Le projet Sésame :

Vous connaissez tous Ali Baba et les 40 voleurs, avec le fameux mot de passe : « Sésame ouvre-toi». Nous n’allons pas faire de lien entre les 40 voleurs … et le projet  lancé en 2016 par la Croix-Rouge suisse (CRS) en partenariat avec le Secrétariat d’Etat aux migrations. Le SEM assume la moitié des coûts induits par les offres et recherches additionnelles

Ce projet veut préparer les réfugiés reconnus et les personnes admises à titre provisoire à la formation d’auxiliaire de santé afin de faciliter leur insertion sur le marché du travail. En effet, d’après l’Office fédéral de la statistique 85,8% des réfugiés ont bénéficié de l’aide sociale en 2016, ce qui représente 7% des bénéficiaires totaux. Et le phénomène prend de l’ampleur: le taux d’aide sociale dans le domaine des réfugiés a pris l’ascenseur dans vingt cantons, selon l’OFS.

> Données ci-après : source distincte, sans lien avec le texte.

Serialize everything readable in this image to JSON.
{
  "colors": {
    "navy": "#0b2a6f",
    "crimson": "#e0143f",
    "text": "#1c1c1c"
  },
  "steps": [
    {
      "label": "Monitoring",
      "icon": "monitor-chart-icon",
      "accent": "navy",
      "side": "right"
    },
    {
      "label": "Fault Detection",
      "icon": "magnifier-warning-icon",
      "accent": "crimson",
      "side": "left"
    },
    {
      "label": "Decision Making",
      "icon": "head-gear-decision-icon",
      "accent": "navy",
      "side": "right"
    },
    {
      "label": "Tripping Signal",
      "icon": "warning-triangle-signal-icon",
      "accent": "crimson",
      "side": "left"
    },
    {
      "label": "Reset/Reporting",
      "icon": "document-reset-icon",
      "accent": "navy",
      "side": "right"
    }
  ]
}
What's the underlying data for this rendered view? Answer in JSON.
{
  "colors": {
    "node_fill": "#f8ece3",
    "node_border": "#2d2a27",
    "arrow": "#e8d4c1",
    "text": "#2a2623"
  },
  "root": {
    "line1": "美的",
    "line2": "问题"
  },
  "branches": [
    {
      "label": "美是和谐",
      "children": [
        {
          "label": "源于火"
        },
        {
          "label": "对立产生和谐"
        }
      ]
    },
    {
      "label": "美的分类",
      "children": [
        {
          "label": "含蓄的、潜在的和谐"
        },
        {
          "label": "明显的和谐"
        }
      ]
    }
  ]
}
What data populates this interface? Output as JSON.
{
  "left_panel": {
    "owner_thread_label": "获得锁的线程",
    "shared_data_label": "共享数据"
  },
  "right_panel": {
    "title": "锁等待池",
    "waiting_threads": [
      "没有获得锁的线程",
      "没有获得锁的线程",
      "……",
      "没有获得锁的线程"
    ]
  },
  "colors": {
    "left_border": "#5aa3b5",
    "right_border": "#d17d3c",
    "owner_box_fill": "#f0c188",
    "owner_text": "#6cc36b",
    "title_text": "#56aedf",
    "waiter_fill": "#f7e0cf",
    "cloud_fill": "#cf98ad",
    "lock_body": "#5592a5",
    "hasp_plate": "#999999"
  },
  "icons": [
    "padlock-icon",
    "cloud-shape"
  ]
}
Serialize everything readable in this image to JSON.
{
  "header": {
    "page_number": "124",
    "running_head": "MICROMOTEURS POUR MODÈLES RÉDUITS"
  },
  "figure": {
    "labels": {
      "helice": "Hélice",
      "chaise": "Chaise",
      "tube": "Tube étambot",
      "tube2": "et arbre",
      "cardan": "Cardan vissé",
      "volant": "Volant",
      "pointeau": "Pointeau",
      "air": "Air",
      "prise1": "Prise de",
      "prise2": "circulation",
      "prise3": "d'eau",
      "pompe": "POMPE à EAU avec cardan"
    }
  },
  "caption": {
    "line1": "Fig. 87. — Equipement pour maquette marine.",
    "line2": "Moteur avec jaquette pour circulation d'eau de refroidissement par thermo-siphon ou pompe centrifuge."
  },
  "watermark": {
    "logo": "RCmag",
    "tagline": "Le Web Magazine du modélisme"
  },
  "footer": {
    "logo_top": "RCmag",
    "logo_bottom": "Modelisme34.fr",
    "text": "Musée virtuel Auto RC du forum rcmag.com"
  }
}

Le Tages-Anzeiger a publié un article fin décembre en suivant  Saikou Camara, un réfugié de Gambie de 29 ans, arrivé en Suisse il y a six ans. Il travaille dans un home pour personnes âgées de Köniz, près de Berne. Car le canton de Berne est pionnier en la matière. C’est là que la Croix-Rouge Suisse développe son programme spécial de formation pour les réfugiés. D’après le site de la Croix-Rouge Suisse «SESAME» compte 360 bénéficiaires, dont 144 réfugiés reconnus et 62 personnes admises à titre provisoire.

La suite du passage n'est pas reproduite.